Humans and Peridots were no strangers to storms. Over the years, they adopted resilience and quick-mindedness on where to take shelter, on how to preserve food, and on how to watch out for everyone. But sometimes, rare events occurred that were catastrophic and, on one or two occasions, cataclysmic. Sometimes, a catastrophic event would presage a cataclysmic one. The following was such an event.

It had been several generations since Kee had traversed the raised stones never to be seen again. The campgrounds expanded to far reaches of the land. The Peridot species continued to diversify, and their numbers grew in abundance. The human population increased threefold and, in terms we might understand today, surpassed the population of a small city in a big country.

It was on the Night of Terivos, a celebration that occurs after a long-standing drought, when the rain overstayed its welcome. It brought with it thunder and lighting, for which everyone was prepared for, but heavier gusts of wind blew apart huts and habitats, for which no one was prepared. Humans and Peridots scurried to caves for shelter, but some were left out and had to fend for themselves. The rains lasted three straight days and decimated nearly all of the homes and shops and Tawnis posts. Some people were lost for days. Some were never to be found again.

Upon the first clear day, humans and Peridots rushed to their homes to see what they could salvage. Most came home to stubs of wood planted in the ground. Others came home to nothing at all. Crestfallen as they were, humans realized that if they did not rebuild what they lost right away, they would sleep outside in the cold, for there was only so much room in the caves. No one wanted to be left out in the rain or whatever else the clouds would descend upon them.

Everyone got to work post haste. For the assiduous ones, upon the completion of a basic shelter, they would help those around them. It was in a matter of days when everyone accounted for had a home. Not a perfect home, but a home nonetheless.

Then, the Elders gathered together and wondered if what they had was enough to survive another storm. How could they protect their villagers (in this case, both human and Peridot)? One Elder went a step further – How can we make life easy for everyone? They devoted an entire week to an exchange of ideas and invited the smartest person in the land to help them – Kaya Min Vesk, the surveyor of winds and sunlight. At last, she could share her many ideas and inventions to friendly ears.

Her ideas led to the creation of a watercourse, where excess water from rain would drain into a long excavated pathway to the nearest river.

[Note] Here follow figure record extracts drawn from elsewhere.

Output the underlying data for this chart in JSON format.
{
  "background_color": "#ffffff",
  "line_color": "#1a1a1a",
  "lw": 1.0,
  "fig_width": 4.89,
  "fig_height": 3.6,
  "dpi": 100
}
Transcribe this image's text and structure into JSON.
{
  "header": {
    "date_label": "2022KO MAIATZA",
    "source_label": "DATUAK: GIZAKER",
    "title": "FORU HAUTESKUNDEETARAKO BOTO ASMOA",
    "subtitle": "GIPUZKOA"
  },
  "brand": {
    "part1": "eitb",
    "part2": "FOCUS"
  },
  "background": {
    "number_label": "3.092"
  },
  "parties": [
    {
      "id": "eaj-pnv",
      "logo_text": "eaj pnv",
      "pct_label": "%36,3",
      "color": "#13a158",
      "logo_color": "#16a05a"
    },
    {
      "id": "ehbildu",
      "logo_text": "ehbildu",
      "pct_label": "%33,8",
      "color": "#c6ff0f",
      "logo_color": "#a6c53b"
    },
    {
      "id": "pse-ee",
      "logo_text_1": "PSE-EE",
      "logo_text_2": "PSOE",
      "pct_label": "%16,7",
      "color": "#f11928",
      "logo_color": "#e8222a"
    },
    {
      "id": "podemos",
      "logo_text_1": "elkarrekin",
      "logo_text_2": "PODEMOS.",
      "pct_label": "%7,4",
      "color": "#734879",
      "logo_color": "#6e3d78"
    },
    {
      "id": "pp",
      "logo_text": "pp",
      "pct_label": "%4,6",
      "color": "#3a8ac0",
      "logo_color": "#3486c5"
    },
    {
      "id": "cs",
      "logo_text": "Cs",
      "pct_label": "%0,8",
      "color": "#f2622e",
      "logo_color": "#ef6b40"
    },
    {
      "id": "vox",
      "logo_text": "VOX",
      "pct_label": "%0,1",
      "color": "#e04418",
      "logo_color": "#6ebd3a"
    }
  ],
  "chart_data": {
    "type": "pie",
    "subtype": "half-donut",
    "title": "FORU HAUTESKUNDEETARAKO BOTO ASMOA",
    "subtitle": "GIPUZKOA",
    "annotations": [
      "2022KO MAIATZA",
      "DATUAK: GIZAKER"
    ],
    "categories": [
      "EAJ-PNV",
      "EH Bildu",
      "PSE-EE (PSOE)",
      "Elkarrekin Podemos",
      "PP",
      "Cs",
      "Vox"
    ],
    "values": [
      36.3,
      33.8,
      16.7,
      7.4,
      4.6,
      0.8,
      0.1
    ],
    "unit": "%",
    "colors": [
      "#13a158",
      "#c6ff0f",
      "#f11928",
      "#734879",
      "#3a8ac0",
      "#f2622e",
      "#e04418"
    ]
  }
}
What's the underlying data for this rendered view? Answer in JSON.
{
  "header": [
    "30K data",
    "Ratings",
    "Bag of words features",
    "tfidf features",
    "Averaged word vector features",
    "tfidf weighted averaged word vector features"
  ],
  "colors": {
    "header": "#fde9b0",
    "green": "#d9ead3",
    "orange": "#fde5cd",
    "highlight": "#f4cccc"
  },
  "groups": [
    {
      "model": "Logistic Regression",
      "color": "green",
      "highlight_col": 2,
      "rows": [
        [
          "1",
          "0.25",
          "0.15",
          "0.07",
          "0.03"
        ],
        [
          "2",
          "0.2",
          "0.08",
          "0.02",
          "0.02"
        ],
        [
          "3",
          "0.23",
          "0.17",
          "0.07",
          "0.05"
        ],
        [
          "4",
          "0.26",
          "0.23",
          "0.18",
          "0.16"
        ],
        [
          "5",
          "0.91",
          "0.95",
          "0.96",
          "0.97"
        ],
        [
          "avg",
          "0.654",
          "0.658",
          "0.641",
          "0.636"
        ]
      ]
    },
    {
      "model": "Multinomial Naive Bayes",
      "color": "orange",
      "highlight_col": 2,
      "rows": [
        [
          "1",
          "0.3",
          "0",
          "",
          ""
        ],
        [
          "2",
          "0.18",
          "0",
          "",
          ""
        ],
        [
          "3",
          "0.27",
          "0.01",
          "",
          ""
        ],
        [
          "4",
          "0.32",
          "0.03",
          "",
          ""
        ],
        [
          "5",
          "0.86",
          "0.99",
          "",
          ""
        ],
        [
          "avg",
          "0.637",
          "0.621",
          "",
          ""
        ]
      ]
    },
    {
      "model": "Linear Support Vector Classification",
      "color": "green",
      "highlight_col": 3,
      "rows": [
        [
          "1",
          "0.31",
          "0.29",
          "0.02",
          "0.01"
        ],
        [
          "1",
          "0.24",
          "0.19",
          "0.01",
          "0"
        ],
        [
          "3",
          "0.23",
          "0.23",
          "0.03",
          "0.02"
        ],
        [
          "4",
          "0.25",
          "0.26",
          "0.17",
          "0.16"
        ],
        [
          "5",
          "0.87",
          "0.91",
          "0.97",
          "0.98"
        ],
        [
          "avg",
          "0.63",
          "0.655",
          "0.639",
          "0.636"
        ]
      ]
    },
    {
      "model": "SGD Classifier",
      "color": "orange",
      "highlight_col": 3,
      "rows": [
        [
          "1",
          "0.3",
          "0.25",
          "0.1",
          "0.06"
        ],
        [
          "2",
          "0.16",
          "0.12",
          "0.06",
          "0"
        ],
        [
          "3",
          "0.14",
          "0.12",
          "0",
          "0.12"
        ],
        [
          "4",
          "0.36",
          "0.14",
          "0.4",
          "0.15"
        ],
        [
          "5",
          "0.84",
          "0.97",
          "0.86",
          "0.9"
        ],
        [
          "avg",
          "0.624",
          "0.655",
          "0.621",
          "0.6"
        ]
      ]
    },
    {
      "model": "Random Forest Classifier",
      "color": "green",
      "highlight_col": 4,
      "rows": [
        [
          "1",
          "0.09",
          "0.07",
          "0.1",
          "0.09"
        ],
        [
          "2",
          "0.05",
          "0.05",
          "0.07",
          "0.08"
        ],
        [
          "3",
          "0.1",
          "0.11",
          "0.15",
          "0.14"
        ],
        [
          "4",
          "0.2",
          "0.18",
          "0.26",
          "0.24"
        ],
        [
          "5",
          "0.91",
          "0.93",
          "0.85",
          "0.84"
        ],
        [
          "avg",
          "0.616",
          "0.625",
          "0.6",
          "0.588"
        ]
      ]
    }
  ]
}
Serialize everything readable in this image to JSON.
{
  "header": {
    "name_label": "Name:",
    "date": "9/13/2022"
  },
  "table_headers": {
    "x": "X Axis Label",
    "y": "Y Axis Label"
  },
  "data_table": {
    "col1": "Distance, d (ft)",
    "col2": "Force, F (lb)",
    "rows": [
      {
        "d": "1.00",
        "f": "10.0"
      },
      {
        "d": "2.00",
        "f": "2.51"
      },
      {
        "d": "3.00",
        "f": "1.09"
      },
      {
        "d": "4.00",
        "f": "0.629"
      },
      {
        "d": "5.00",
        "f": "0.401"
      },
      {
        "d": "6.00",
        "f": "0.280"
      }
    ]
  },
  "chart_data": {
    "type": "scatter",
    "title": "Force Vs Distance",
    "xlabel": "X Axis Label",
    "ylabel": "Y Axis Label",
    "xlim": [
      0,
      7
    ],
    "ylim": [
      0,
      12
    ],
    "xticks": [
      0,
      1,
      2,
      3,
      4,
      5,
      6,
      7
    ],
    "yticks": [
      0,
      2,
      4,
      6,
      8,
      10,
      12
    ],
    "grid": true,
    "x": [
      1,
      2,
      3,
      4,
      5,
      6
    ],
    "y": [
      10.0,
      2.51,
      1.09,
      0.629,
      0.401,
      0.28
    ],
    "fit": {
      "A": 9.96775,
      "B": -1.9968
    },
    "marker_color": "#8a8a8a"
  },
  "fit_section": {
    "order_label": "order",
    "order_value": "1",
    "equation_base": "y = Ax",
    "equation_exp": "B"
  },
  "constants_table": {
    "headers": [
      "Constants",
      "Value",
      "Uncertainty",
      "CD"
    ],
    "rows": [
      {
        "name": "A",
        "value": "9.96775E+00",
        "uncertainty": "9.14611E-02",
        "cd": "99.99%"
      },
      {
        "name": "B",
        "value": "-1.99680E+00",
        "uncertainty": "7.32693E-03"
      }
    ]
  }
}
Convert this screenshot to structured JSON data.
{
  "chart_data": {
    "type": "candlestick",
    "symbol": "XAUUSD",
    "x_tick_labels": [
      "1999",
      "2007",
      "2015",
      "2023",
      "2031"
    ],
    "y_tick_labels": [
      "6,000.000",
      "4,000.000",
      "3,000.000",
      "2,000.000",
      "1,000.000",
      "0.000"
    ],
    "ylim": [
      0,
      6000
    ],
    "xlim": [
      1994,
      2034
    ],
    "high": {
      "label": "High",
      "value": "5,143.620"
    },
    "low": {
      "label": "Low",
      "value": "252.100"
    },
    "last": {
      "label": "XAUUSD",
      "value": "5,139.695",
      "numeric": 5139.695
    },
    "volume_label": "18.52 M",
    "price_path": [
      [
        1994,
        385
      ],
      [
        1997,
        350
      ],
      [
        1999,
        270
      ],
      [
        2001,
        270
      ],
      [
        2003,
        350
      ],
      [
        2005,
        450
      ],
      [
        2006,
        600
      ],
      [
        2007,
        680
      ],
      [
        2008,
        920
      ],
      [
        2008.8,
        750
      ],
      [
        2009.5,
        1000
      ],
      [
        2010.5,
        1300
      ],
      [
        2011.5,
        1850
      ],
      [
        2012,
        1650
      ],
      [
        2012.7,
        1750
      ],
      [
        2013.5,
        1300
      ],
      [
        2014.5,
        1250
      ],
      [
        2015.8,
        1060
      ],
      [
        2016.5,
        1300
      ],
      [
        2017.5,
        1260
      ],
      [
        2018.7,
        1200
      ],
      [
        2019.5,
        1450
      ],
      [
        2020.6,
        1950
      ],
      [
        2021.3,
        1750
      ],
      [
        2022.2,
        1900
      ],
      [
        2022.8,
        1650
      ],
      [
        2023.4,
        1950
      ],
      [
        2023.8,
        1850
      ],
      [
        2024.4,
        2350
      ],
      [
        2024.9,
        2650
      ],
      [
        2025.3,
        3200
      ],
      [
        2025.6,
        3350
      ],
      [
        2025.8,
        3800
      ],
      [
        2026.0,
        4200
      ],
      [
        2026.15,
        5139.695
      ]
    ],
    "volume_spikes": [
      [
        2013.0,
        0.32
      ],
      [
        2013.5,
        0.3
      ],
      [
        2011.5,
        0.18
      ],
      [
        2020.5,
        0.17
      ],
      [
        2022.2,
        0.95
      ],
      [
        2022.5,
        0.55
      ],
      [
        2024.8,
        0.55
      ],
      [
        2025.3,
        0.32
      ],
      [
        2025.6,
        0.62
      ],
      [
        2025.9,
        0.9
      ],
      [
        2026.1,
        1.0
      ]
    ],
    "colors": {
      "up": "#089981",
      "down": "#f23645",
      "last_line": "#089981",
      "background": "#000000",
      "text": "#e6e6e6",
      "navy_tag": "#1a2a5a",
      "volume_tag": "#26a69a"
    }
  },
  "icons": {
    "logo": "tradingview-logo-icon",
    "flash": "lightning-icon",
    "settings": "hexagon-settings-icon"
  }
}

She devised a way to make homes from a foundation of rocks and to fashion the wood from the heartiest of trees in the forest into walls and a roof for a single hut. She had experimented with growing her own vegetables by planting seeds into dirt, supplying water around the buried husks (not too much, she learned), and allowing sunlight to draw sprouts from the ground over time until new veg were ready for the plucking. Such an experiment was now a fiat for all the villagers to heed. Everyone had to grow their own vegetables, and within weeks, everyone had something succulent upon which to feast.

Kaya’s ideas were adopted by all, and upon the next rainstorm, everyone had a dry roof over their head and excess water funneled through a sinuous path to the ocean. Civilization, as we know it today, was finally built.

Peridots had now outnumbered their keepers by a lofty sum. There was no threat of hibernation. The relationship between humans and Peridots was at its happiest. As such, whimsy was at its most plentiful. The Custodes Peridotorum relished this and set an annual day where keeper and Peridot were to honor their bond toward one another. The Custodes Peridotorum dubbed it The Day of Kinship.

While it happens once a year, everyone knows it is but a reminder that every day is a day of kinship.